A charger and an energizer are two different things. As stated, I own three of the Gallagher Smart Fences and have used them for quite some time. I purchased my energizer and charger separately and from a different source than Gallagher. The energizer is designed to energize 3 miles of electric fence so has no difficulty making the 330' (or 660' if I join two together) extremely hot.

I have used these fences to rotational graze cattle, sheep and goats. The cattle respect them as do the other animals. We have not had any issues with deer running through them. We have a high enough predator load here that I have recently invested in LGDs to keep the stock safe over the winter months when we are not rotational grazing. However, the only times we've had losses to predators have been times of the year when we are NOT using the electric fencing.


----------



## MrsDouglas (Mar 29, 2015)

Moboiku said:


> It is easy for one person to set up and take down. My advice would be a) get an energizer that really delivers a shock - you want them to respect it and b) train them to it by turning them out on it. To train, simply set up inside a permanent fence for a week or two.

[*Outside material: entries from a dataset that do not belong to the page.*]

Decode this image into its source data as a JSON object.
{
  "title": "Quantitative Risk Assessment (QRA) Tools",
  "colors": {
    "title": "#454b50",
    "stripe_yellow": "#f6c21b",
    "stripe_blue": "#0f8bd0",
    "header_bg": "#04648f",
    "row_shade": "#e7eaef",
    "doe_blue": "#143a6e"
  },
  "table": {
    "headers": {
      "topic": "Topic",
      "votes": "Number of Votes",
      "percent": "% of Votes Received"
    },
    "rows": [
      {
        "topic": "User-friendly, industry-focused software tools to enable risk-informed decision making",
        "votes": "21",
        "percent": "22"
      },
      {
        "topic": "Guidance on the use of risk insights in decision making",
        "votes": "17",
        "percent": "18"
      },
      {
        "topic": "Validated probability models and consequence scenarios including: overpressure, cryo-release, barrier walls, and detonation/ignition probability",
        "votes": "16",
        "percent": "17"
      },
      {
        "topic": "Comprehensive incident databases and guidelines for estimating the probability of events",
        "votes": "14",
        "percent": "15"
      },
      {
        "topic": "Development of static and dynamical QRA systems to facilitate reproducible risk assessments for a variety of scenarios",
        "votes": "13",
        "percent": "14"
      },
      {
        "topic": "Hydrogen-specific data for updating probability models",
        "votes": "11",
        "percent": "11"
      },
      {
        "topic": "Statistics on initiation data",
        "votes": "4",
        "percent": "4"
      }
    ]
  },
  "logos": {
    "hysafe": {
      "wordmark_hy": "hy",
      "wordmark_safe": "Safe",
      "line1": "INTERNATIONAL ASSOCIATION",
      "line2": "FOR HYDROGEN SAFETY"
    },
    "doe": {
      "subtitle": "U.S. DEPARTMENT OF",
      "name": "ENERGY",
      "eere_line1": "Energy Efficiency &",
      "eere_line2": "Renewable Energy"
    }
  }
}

Thanks so much for your input. While I debated the cons brought up, the fact that you have used these successfully encouraged me. Of course, our cows are bigger than sheep and goats, but they are a mini breed so I think with a good energizer it is going to fit the bill. 

I especially like that it is easy for one person to set up and take down. I tend to do all the animal chores by myself. Hubby is quite happy to have them here for the benefits they bring (eggs, meat, future milk) but he is not into the day to day care. We had ten chickens to process last fall and I did it with the help of my girls and a girlfriend who was interested in learning the process. Hubby wouldn't even come near where we were working!

So the easier I can make things for myself, the better. I even managed to pick up the Smart Fence 2 for under $200. I think even if in the future we decide to do a different system, I will get my $200 worth out of this one.


----------



## slingshot (Jun 25, 2014)

Moboiku said:


> I'm not sure why you feel the need to put others' down - I did not do that to you.
> 
> 
> 
> ...



So...

I have a 5 wire perimeter fence, I looked at smart fence for pigs. I decided against it due to cost. 

I use wire reels and the Gallagher ring top posts to make cattle paddocks. 

I've had bears run my cattle through a very hot 5 wire system. 

I think the smart fence definitely has a place especially for smaller animals. It will work for cattle just fine, but I would never, ever use it by itself without a perimeter fence.


----------



## Moboiku (Mar 7, 2014)

slingshot said:


> So...
> 
> I have a 5 wire perimeter fence, I looked at smart fence for pigs. I decided against it due to cost.
> 
> ...



Totally agree. I would never use any electric fence without perimeter fence. There are just too many ways it can fail.


----------